Diagram ini menunjukkan bagaimana ‘sendawa’ itu bisa terjadi. Selama bertahun-tahun, ketika bagian dalam lautan memanas, terjadilah ‘peningkatan pelepasan panas’ yang menghangatkan atmosfer.

Tim tersebut memperingatkan bahwa pelepasan panas akan menjadi berita buruk bagi es laut, menyebabkan luas permukaan menyusut akibat kenaikan suhu

Tim peneliti menemukan bahwa pemanasan akan terjadi ‘yang paling besar dan paling lama terjadi di Belahan Bumi Selatan, dan hal ini menunjukkan dampak yang lebih besar terhadap negara-negara yang lebih rentan di belahan bumi selatan saat ini’.

Mereka memperkirakan bahwa meskipun lautan akan mengeluarkan panas selama ‘bersendawa’, mereka tidak percaya lautan juga akan melepaskan karbon dioksida dalam jumlah besar.

Ini adalah kabar baik, kata mereka, karena hal ini akan semakin memperburuk pemanasan global.

Para ilmuwan sebelumnya telah menemukan bahwa Samudera Selatan merupakan wilayah yang paling terkena dampak pemanasan laut di planet kita, dan bertanggung jawab atas hampir seluruh penyerapan panas laut secara global.

Padahal, lautan hanya mencakup sekitar 15 persen dari total luas permukaan laut bumi.

Salah satu dampak ekologis yang signifikan dari pemanasan global yang kuat di Samudra Selatan adalah terhadap krill Antartika. Ketika pemanasan laut terjadi melebihi suhu yang dapat mereka toleransi, habitat krill menyusut dan mereka bergerak lebih jauh ke selatan menuju perairan yang lebih dingin.

Karena krill merupakan komponen kunci dalam jaring makanan, hal ini juga akan mengubah distribusi dan populasi predator yang lebih besar serta semakin meningkatkan stres bagi penguin dan paus.

Lapisan es Antartika mengandung 70% air tawar dunia – dan permukaan laut akan naik 180 kaki jika mencair

Antartika menyimpan sejumlah besar air.

Tiga lapisan es yang menutupi benua ini mengandung sekitar 70 persen air tawar di planet kita – dan semua ini digunakan untuk menghangatkan udara dan lautan.

Jika semua lapisan es mencair akibat pemanasan global, Antartika akan menaikkan permukaan laut global setidaknya sebesar 183 kaki (56 m).

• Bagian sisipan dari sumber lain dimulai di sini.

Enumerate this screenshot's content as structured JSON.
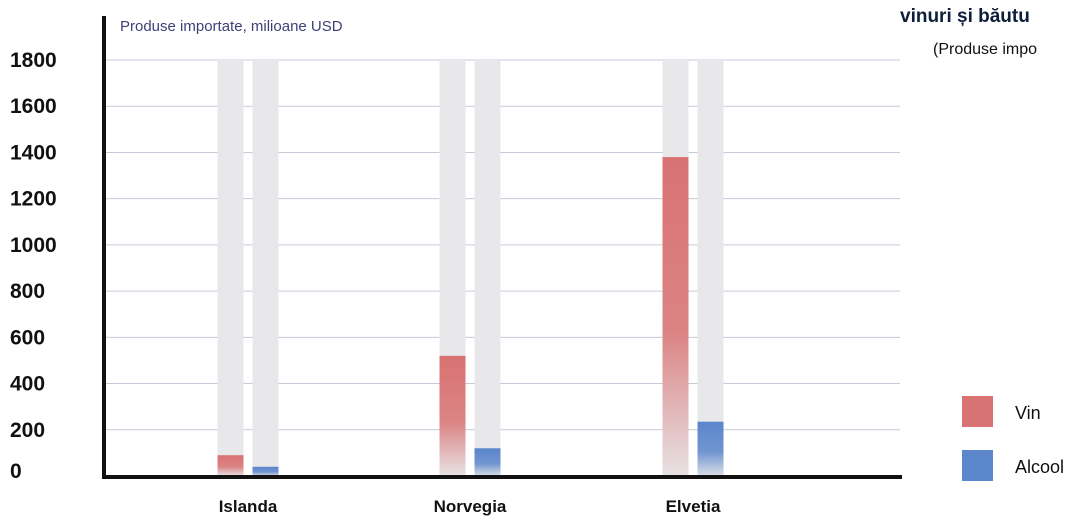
{
  "chart_data": {
    "type": "bar",
    "title": "vinuri și băutu",
    "subtitle": "(Produse impo",
    "ylabel": "Produse importate, milioane USD",
    "xlabel": "",
    "categories": [
      "Islanda",
      "Norvegia",
      "Elvetia"
    ],
    "series": [
      {
        "name": "Vin",
        "values": [
          90,
          520,
          1380
        ],
        "color": "#d97272"
      },
      {
        "name": "Alcool",
        "values": [
          40,
          120,
          235
        ],
        "color": "#5b86cc"
      }
    ],
    "yticks": [
      "0",
      "200",
      "400",
      "600",
      "800",
      "1000",
      "1200",
      "1400",
      "1600",
      "1800"
    ],
    "ylim": [
      0,
      1800
    ],
    "grid": true,
    "legend_position": "right",
    "background_bar_color": "#e8e8ea",
    "grid_color": "#c9c9d8"
  }
}
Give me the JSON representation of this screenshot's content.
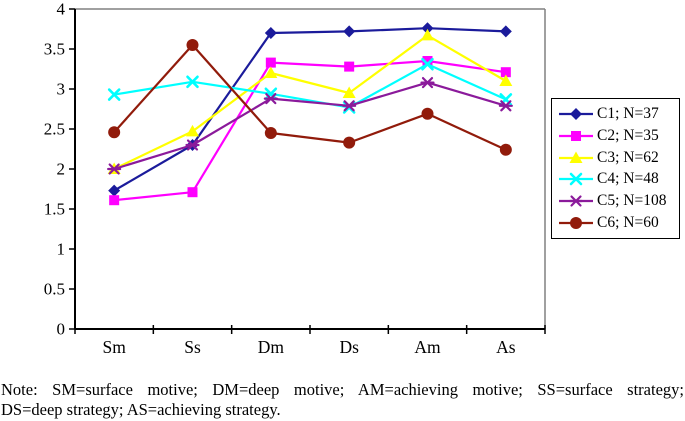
{
  "chart_data": {
    "type": "line",
    "categories": [
      "Sm",
      "Ss",
      "Dm",
      "Ds",
      "Am",
      "As"
    ],
    "series": [
      {
        "name": "C1; N=37",
        "color": "#1B1B9B",
        "marker": "diamond",
        "values": [
          1.73,
          2.3,
          3.7,
          3.72,
          3.76,
          3.72
        ]
      },
      {
        "name": "C2; N=35",
        "color": "#FF00FF",
        "marker": "square",
        "values": [
          1.61,
          1.71,
          3.33,
          3.28,
          3.35,
          3.21
        ]
      },
      {
        "name": "C3; N=62",
        "color": "#FFFF00",
        "marker": "triangle",
        "values": [
          2.0,
          2.47,
          3.2,
          2.95,
          3.67,
          3.1
        ]
      },
      {
        "name": "C4; N=48",
        "color": "#00FFFF",
        "marker": "x",
        "values": [
          2.93,
          3.09,
          2.94,
          2.77,
          3.31,
          2.87
        ]
      },
      {
        "name": "C5; N=108",
        "color": "#8B1A9B",
        "marker": "asterisk",
        "values": [
          2.0,
          2.3,
          2.88,
          2.79,
          3.08,
          2.79
        ]
      },
      {
        "name": "C6; N=60",
        "color": "#911B0B",
        "marker": "circle",
        "values": [
          2.46,
          3.55,
          2.45,
          2.33,
          2.69,
          2.24
        ]
      }
    ],
    "ylim": [
      0,
      4
    ],
    "ytick_step": 0.5,
    "ytick_labels": [
      "0",
      "0.5",
      "1",
      "1.5",
      "2",
      "2.5",
      "3",
      "3.5",
      "4"
    ],
    "grid": false,
    "legend_position": "right",
    "axis_color": "#000000",
    "frame_color": "#808080"
  },
  "note": {
    "line1": "Note: SM=surface motive; DM=deep motive; AM=achieving motive; SS=surface strategy;",
    "line2": "DS=deep strategy; AS=achieving strategy."
  }
}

Mengingat ukurannya, hilangnya lapisan es dalam jumlah kecil sekalipun dapat menimbulkan konsekuensi global.

Selain kenaikan permukaan air laut, pencairan air akan memperlambat sirkulasi lautan dunia, sementara perubahan jalur angin dapat mempengaruhi iklim di belahan bumi selatan.

Pada bulan Februari 2018, NASA mengungkapkan peristiwa El Niño menyebabkan lapisan es Antartika mencair hingga sepuluh inci (25 sentimeter) setiap tahun.

El Niño dan La Niña adalah peristiwa terpisah yang mengubah suhu air di Samudera Pasifik.

Lautan secara berkala berosilasi antara suhu yang lebih hangat dari rata-rata selama El Niño dan lebih dingin dari rata-rata selama La Niña.

Dengan menggunakan pencitraan satelit NASA, para peneliti menemukan bahwa fenomena lautan menyebabkan lapisan es Antartika mencair sekaligus meningkatkan hujan salju.

Pada bulan Maret 2018, terungkap bahwa lebih banyak gletser raksasa seukuran Perancis di Antartika yang mengapung di lautan dibandingkan perkiraan sebelumnya.

Hal ini menimbulkan kekhawatiran bahwa es akan mencair lebih cepat seiring pemanasan iklim dan berdampak besar pada kenaikan permukaan air laut.